Step 2: Python script to create the Markdown pages

This is the script I wrote to extract only the books I've actually read. I don't really care about DNF (did not finish) and to-read, right now. I also hardcoded the years relevant to me. May someone find something helpful in here!

import csv
from dataclasses import dataclass
from datetime import date, datetime


@dataclass
class Review:
    title: str
    author: str
    date_read: date
    review: str
    rating: int


def get_reviews(year):
    reviews = []

    with open('goodreads_library_export.csv') as csvfile:
        reader = csv.DictReader(csvfile)

        for row in reader:
            try:
                r = Review(row['Title'],
                           row['Author'],
                           row['Date Read'],
                           row['My Review'],
                           int(row['My Rating']))
            except ValueError:
                # When the int() cast fails, usually it means the CSV is
                # corrupted for that line. In my case, it was for a few to-read
                # records so I ignore them rather than attempt to fix the
                # original CSV. You can print the row here if you want to check
                # what's failing.
                pass

            if year is None or year in r.date_read:
                reviews.append(r)

    return reviews


def rating_or_review(review):
    # If I wrote a review, return that
    if review.review:
        return review.review

    # Otherwise, make the rating into words.
    if review.rating >= 4:
        return "I really enjoyed it."
    elif review.rating == 3:
        return "It was fine."
    else:
        return "Wasn't for me."


def format_reviews(reviews, year):
    with open(f'book-reviews-{year}.md', 'w') as f:
        f.write(f"Title: Book reviews: Year {year}\n")
        f.write(f"Date: {datetime.now().isoformat()}\n")
        f.write("tags: book review\n\n")

        for r in reviews:
            # A couple of abandoned books sneaked in with a '0' rating, and I'm
            # not interested in preserving those
            if r.rating != 0:
                f.write(f"## {r.title} by {r.author}\n\n")
                f.write(f"{rating_or_review(r)}\n")
                f.write("\n")


for year in range(2013, 2023):
    reviews = get_reviews(str(year))
    # Chronological order
    reviews = sorted(reviews, key=lambda r: r.date_read)
    format_reviews(reviews, year)

The hardest part was probably to decide what text to convert a rating into, since I didn't want to keep numbers!

Step 3: Checking the output looks right and recalling fond memories

I used the 'Year in Books' pages on Goodreads to compare the results. There was some funkiness sometimes, like a book read in 2011 showing in year in books but without any shelves and a date read showing as 2020, even though I don't remember messing with it. The review also shows as Jan 2020 on the Goodreads UI despite appearing in the correct 'Year in books'. 2020 turned out to be date_added (which is definitely false) while the date_read field is empty.

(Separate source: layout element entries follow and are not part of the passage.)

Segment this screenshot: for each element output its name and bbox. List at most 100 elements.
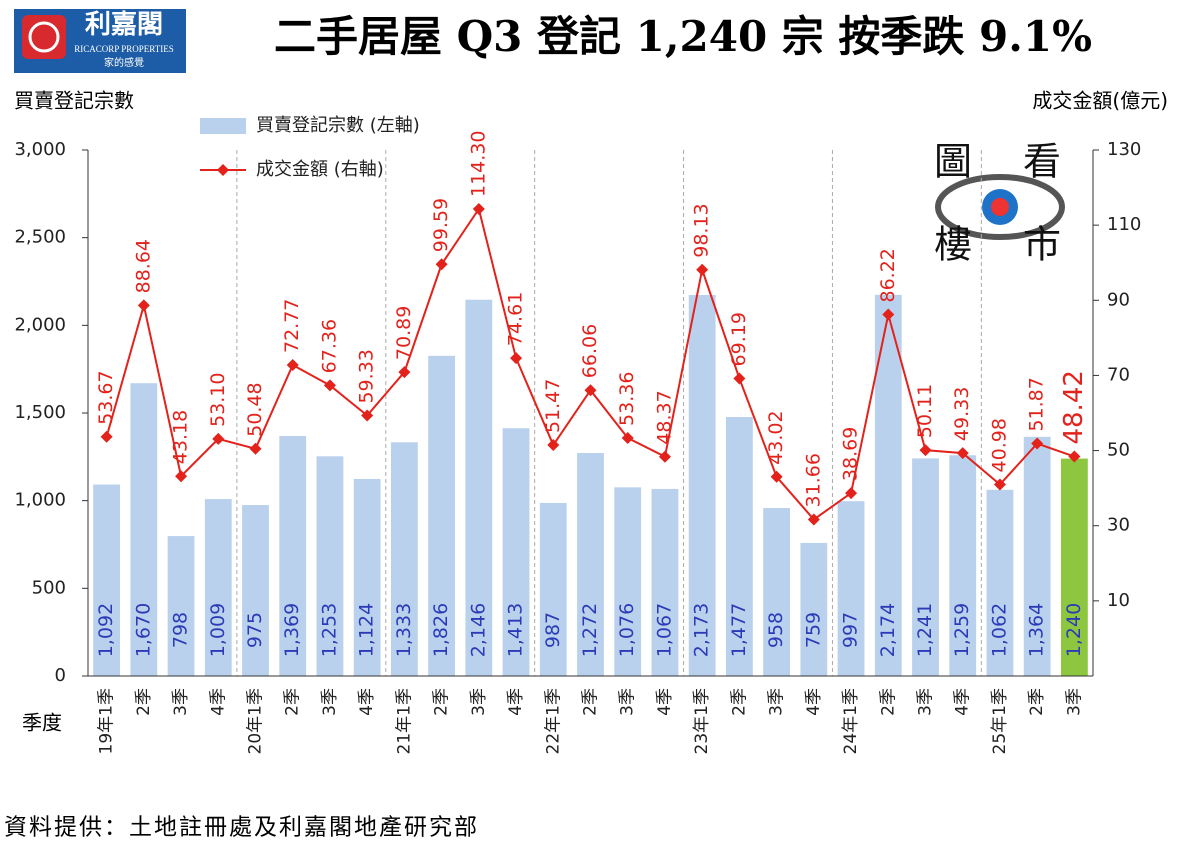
- bar: [949, 455, 977, 676]
- x-tick-label: 4季: [655, 688, 675, 716]
- x-tick-label: 4季: [208, 688, 228, 716]
- line-marker: [770, 470, 783, 483]
- bar-value-label: 1,413: [505, 603, 527, 657]
- bar: [242, 505, 269, 676]
- line-value-label: 53.10: [207, 373, 229, 427]
- bar: [1060, 458, 1088, 676]
- bar-value-label: 1,333: [393, 603, 415, 657]
- line-marker: [845, 487, 858, 500]
- line-marker: [361, 409, 374, 422]
- line-marker: [100, 430, 113, 443]
- line-marker: [1031, 437, 1044, 450]
- bar-value-label: 1,062: [988, 603, 1010, 657]
- bar-value-label: 1,076: [616, 603, 638, 657]
- bar: [577, 452, 604, 676]
- bar-value-label: 1,369: [281, 603, 303, 657]
- line-value-label: 43.18: [170, 410, 192, 464]
- bar-value-label: 1,253: [318, 603, 340, 657]
- y-tick-label: 2,000: [14, 314, 66, 335]
- y2-tick-label: 50: [1107, 440, 1130, 461]
- line-value-label: 53.36: [616, 372, 638, 426]
- y-tick-label: 500: [32, 577, 66, 598]
- line-value-label: 49.33: [951, 387, 973, 441]
- line-marker: [398, 366, 411, 379]
- line-value-label: 74.61: [505, 292, 527, 346]
- y-tick-label: 3,000: [14, 139, 66, 160]
- x-tick-label: 2季: [729, 688, 749, 716]
- x-tick-label: 22年1季: [543, 688, 563, 754]
- line-value-label: 43.02: [765, 410, 787, 464]
- y-tick-label: 2,500: [14, 227, 66, 248]
- line-marker: [1068, 450, 1081, 463]
- watermark-char: 樓: [934, 223, 972, 267]
- bar: [130, 383, 158, 676]
- line-marker: [807, 513, 820, 526]
- x-tick-label: 23年1季: [692, 688, 712, 754]
- bar: [688, 295, 716, 676]
- line-marker: [584, 384, 597, 397]
- chart-title: 二手居屋 Q3 登記 1,240 宗 按季跌 9.1%: [274, 12, 1092, 61]
- bar: [353, 478, 381, 676]
- watermark-pupil: [991, 198, 1009, 216]
- watermark: 圖 看 樓 市: [934, 140, 1065, 267]
- line-value-label: 51.47: [542, 379, 564, 433]
- line-value-label: 31.66: [802, 453, 824, 507]
- bar-value-label: 1,240: [1063, 603, 1085, 657]
- bar: [465, 299, 493, 676]
- watermark-char: 看: [1023, 140, 1061, 184]
- line-value-label: 51.87: [1026, 377, 1048, 431]
- line-value-label: 72.77: [281, 299, 303, 353]
- logo-name: 利嘉閣: [85, 10, 163, 40]
- bar-value-label: 1,272: [579, 603, 601, 657]
- line-value-label: 114.30: [467, 131, 489, 197]
- bar-value-label: 1,092: [95, 603, 117, 657]
- y2-tick-label: 10: [1107, 590, 1130, 611]
- bar: [763, 508, 791, 676]
- bar: [428, 355, 456, 676]
- logo-english: RICACORP PROPERTIES: [74, 44, 173, 54]
- line-value-label: 67.36: [318, 319, 340, 373]
- line-value-label: 48.42: [1059, 370, 1089, 444]
- x-tick-label: 3季: [320, 688, 340, 716]
- bar: [800, 542, 828, 676]
- line-marker: [882, 308, 895, 321]
- line-value-label: 59.33: [356, 349, 378, 403]
- line-marker: [286, 359, 299, 372]
- bar-value-label: 958: [765, 612, 787, 648]
- line-marker: [658, 450, 671, 463]
- x-tick-label: 2季: [581, 688, 601, 716]
- bar: [502, 428, 530, 676]
- x-axis-title: 季度: [22, 711, 62, 735]
- bar: [93, 484, 121, 676]
- line-marker: [435, 258, 448, 271]
- bar: [837, 501, 865, 676]
- source-note: 資料提供：土地註冊處及利嘉閣地產研究部: [4, 815, 479, 841]
- line-value-label: 70.89: [393, 306, 415, 360]
- bar-value-label: 1,826: [430, 603, 452, 657]
- line-value-label: 50.48: [244, 382, 266, 436]
- bar: [986, 489, 1014, 676]
- x-tick-label: 4季: [357, 688, 377, 716]
- line-marker: [621, 431, 634, 444]
- line-marker: [696, 263, 709, 276]
- bar-value-label: 1,477: [728, 603, 750, 657]
- x-tick-label: 3季: [1064, 688, 1084, 716]
- y-tick-label: 0: [55, 665, 66, 686]
- x-tick-label: 3季: [916, 688, 936, 716]
- line-marker: [919, 444, 932, 457]
- x-tick-label: 25年1季: [990, 688, 1010, 754]
- legend-label: 成交金額 (右軸): [256, 159, 384, 180]
- line-marker: [137, 299, 150, 312]
- bar: [539, 502, 567, 676]
- watermark-char: 市: [1023, 223, 1061, 267]
- x-tick-label: 19年1季: [97, 688, 117, 754]
- x-tick-label: 2季: [283, 688, 303, 716]
- x-tick-label: 4季: [506, 688, 526, 716]
- line-marker: [547, 439, 560, 452]
- logo-slogan: 家的感覺: [104, 56, 144, 69]
- bar-value-label: 1,259: [951, 603, 973, 657]
- line-marker: [956, 447, 969, 460]
- line-marker: [175, 470, 188, 483]
- y2-tick-label: 90: [1107, 289, 1130, 310]
- bar-value-label: 1,364: [1026, 603, 1048, 657]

Maybe some data migration funkiness on the Goodreads side at some point during the last 12 years. Otherwise, a duplicate once, and a couple of intra-Goodreads links that didn't work.

I still have to clean up the file for 2022. I was getting annoyed with tracking myself so I didn't write reviews, but if it's for the blog I wouldn't mind adding a few notes. And I need to decide if I want to post my 2023 reviews as I go, or batch them in some way!